L’OBJET DE LA CONTESTATION
[4] L’employeur demande à la Commission des lésions professionnelles de déclarer qu’il ne doit pas être imputé du coût des visites médicales du travailleur Stéphane Darcy après la date de consolidation de la lésion déterminée par le Bureau d’évaluation médicale, soit le 10 juin 2011.
LES FAITS ET LES MOTIFS
[5] Le travailleur occupe un emploi de préposé aux bénéficiaires chez l’employeur lorsque le 9 mars 2011, il subit un accident du travail, se blessant au dos.
[6] Le 10 mars 2011, le travailleur consulte le Dr Deschamps qui pose le diagnostic d’entorse lombaire. De la médication anti-inflammatoire est prescrite ainsi qu’un arrêt du travail.

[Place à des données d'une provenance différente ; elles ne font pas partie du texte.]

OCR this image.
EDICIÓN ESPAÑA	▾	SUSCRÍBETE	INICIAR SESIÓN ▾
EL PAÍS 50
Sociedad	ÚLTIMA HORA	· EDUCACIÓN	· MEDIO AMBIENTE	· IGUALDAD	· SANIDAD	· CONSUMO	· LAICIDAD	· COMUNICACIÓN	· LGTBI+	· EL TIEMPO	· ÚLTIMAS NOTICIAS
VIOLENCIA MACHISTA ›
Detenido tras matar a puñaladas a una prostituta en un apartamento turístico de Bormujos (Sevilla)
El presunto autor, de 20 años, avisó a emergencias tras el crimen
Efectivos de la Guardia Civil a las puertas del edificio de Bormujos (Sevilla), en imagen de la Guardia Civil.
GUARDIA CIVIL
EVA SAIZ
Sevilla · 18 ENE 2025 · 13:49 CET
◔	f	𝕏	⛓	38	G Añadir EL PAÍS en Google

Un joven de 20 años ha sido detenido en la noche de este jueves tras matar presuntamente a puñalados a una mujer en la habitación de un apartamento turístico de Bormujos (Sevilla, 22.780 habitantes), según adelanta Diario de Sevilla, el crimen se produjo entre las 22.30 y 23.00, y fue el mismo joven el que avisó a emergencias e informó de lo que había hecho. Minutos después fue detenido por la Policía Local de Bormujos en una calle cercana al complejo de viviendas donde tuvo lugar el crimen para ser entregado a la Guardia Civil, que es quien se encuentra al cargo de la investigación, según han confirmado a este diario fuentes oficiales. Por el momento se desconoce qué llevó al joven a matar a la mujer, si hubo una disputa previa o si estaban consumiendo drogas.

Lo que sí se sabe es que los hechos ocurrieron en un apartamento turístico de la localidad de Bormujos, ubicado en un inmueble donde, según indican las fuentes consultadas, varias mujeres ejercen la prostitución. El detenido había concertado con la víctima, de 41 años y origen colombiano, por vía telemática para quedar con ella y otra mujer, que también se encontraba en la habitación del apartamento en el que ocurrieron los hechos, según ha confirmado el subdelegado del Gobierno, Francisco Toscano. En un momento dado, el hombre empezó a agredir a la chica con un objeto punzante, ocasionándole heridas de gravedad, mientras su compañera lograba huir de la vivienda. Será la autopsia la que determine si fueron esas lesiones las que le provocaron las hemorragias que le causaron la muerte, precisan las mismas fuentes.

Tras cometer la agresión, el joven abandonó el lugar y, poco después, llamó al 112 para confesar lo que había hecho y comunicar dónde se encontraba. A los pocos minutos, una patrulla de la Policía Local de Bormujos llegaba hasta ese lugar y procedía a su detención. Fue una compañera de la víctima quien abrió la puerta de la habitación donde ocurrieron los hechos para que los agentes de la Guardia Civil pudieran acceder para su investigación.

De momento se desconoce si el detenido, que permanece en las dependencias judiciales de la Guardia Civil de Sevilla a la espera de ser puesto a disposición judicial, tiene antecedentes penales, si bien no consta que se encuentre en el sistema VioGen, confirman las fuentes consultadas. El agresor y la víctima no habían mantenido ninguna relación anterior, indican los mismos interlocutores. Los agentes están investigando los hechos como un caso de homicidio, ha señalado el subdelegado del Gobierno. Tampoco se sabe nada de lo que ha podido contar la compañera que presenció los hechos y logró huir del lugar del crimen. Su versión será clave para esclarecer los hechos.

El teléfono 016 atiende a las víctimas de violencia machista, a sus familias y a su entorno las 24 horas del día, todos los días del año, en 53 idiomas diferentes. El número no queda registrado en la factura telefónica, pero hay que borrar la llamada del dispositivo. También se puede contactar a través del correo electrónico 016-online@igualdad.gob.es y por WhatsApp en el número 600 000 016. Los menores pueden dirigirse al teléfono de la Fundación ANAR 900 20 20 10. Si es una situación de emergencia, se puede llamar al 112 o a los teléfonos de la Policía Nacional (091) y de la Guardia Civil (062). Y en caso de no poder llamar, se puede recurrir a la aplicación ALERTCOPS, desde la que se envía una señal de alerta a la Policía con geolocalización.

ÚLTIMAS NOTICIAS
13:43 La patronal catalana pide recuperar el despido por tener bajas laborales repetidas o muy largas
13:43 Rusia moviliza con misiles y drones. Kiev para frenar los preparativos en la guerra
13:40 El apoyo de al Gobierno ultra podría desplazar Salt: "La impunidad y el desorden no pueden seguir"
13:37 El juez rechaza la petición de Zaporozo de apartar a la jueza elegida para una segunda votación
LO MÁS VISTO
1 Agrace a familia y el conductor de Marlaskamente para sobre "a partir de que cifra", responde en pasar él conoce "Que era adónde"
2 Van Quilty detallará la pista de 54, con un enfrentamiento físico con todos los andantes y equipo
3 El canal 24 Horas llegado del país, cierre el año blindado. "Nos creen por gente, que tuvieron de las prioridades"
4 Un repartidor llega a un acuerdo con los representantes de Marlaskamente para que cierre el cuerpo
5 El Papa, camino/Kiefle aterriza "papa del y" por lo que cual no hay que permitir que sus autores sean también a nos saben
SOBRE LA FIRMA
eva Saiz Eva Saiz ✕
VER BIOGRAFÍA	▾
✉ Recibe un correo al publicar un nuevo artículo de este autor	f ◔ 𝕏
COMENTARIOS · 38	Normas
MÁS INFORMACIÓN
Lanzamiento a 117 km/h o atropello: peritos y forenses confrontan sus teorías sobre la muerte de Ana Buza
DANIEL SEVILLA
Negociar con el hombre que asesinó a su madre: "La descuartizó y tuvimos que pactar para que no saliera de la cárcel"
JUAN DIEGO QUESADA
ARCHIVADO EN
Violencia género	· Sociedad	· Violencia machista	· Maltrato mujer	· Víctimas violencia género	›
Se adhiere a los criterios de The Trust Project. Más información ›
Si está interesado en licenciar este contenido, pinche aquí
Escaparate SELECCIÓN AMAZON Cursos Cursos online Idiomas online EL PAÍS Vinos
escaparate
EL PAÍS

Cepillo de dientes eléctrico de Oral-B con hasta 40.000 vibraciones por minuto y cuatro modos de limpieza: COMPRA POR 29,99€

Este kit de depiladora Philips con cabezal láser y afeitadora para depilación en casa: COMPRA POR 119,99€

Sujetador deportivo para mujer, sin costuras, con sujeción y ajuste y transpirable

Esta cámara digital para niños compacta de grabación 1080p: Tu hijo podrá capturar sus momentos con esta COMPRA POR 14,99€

[7] Le 21 mars 2011, le même diagnostic est posé et l’arrêt du travail maintenu. Le Dr Deschamps rapporte une diminution des douleurs et des traitements de physiothérapie sont prescrits.
[8] Le 30 mars 2011, le travailleur est examiné, à la demande de l’employeur, par le Dr Éric Moretti qui retient le diagnostic de « douleur de type lombalgie sur une condition d’ostéo-arthrose dégénérative », condition qui, selon le Dr Moretti, n’est pas attribuable à l’événement allégué par le travailleur en date du 9 mars 2011. Par ailleurs, le Dr Moretti est d’avis que la lésion du travailleur doit donc être considérée consolidée, au point de vue administratif, le 9 mars 2011, mais le jour de son évaluation du point de vue médical. Il est également d’avis que la condition personnelle d’ostéo-arthrose dégénérative de la colonne lombosacrée du travailleur n’est pas consolidée.
[9] Le 11 avril 2011, le Dr Deschamps pose toujours le diagnostic d’entorse lombaire et ne consolide pas la lésion, maintenant les traitements de physiothérapie entrepris.
[10] Le 14 avril 2011, la CSST rend une décision par laquelle elle accepte la réclamation du travailleur comme accident du travail, retenant le diagnostic d’entorse lombaire. Cette décision sera maintenue lors d’une révision administrative et est devenue finale en raison du désistement par l’employeur de sa requête auprès de la Commission des lésions professionnelles.
[11] Le 1er mai 2011, le Dr Deschamps rapporte une amélioration de la condition du travailleur. Il maintient l’arrêt du travail ainsi que les traitements de physiothérapie en cours. Le 19 mai 2011, le médecin fait de semblables constats.
[12] Le 10 juin 2011, le travailleur est examiné par le Dr Mario Corriveau, chirurgien orthopédiste et membre du Bureau d'évaluation médicale qui est d’avis que la lésion du travailleur est consolidée le même jour, sans nécessité de soins ou traitements au-delà de cette date. Toutefois, le Dr Corriveau ne se prononce pas sur les questions de l’existence d’une atteinte permanente à l’intégrité physique ou psychique pour le travailleur ni sur celle de l’existence de limitations fonctionnelles que pourrait conserver le travailleur des suites de sa lésion.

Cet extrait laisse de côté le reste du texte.